In the comic, Laurie points out that the unlikelyhood of her own specificity isn't actually less unlikely than the circumstances by which billions of other people came to exist- and that, exactly, is Manhattan's point. He expressly extrapolates this logic to the rest of humanity- Earth is a miracle factory by virtue of being the one place that can support humans, all of whom have the exact same kind of contradictory history and interiority as Laurie, all of which he was paradoxically blinded to due to his power-induced self-absorption.
This, in turn, ties into one of the biggest ideas that the comic has regarding the superhero genre, which is that it's necessarily myopic, because it's very difficult to tell a superhero story that doesn't on some level implicitly buy into the idea that the superhero specifically is uniquely worthy of attention- the world contorts itself around the person who's name is on the cover. Structurally, non-superhero characters in superhero stories find themselves in an orbit; supporting cast members, love interests kept in the dark, civilians to be saved. Cape stories that deliberately defy this dynamic exist- Watchmen itself is one of them!- but are visibly positioning themselves opposite the standard assumptions of the genre by doing so. Many of the other characters embody this myopia. Rorschach's whole opening spiel is about how intellectually and morally elevated he is over the teeming masses, and his mask killer theory is fundamentally motivated by an ego-flattering desire for the neutered institution of costumed heroism to be relevant enough to sit at the center of a widespread conspiracy. Comedian's gleeful amorality is a means of justifying his horrible actions as the work of a man who's fundamentally above and smarter than every convention and concern of the little people. Dan is the most "normal" and in ways the most cynical about the change-making potential of heroism, but when he finds out about Hollis's murder it takes less than a second for him to start throwing his weight around and threatening Comedian-tier atrocities against the entire neighborhood- because Hollis was one of the characters who mattered. And, of course, Ozymandias, who positions himself as above the sophomoric dynamics of traditional superheroism, is nonetheless still pursuing a plan by which he, the Big Man Of History, unilaterally sacrifices countless nameless NPCS in order to trick the rest of the unthinking hordes into behaving themselves, eschewing anything remotely involving collective action. Almost everything untoward that happens in the book can be directly tied to a failure to internalize what Manhattan did- that other people are important. That everyone who gets blown up at the end of issue 11 could have been the subject of a whole comic book themselves.

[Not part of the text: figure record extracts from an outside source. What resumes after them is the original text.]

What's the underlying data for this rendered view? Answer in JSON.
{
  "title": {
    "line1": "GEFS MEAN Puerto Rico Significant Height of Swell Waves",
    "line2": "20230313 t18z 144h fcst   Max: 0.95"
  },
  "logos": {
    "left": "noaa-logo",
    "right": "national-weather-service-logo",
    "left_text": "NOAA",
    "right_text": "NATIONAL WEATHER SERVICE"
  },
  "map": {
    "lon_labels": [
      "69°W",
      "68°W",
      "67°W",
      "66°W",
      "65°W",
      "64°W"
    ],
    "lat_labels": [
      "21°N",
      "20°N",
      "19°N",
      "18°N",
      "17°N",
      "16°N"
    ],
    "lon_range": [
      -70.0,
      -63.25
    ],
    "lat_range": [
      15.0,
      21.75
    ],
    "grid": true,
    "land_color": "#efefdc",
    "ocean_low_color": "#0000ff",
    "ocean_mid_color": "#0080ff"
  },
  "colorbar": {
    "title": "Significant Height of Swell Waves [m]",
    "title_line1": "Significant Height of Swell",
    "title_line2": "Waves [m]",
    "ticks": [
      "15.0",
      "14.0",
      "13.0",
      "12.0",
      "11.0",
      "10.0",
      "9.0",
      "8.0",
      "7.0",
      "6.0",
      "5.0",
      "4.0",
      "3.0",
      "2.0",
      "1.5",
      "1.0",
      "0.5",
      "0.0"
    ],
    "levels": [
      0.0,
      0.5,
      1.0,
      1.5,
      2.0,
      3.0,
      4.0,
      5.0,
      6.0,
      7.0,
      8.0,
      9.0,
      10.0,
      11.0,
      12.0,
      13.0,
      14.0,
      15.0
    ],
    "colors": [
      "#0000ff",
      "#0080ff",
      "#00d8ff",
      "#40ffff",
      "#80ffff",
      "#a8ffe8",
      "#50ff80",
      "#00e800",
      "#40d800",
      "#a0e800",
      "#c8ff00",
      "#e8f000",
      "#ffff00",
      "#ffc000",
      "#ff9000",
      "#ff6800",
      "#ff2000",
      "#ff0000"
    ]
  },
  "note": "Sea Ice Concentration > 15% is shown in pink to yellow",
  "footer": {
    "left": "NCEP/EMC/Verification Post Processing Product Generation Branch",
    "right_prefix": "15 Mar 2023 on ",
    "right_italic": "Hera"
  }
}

But in the movie- which, for space, axed most of the supporting cast even in the ultimate cut- Jon's epiphany stops and starts with Laurie. She's not a microcosm of the miraculous phenomena of humanity at large, no, she specifically- a badass superheroine played by a Hollywood starlet- is just so very special and worth saving the planet over. The scene is adapted almost word for word, right up until the part about "you and everyone else." I guess you can infer that bit, given that from there Manhattan is still out to preserve human life in general, but nonetheless the scene now feels like it's reinforcing the exact logic that it was supposed to be arguing against- that only superheroes matter, and that only the interiority of superheroes can move the needle.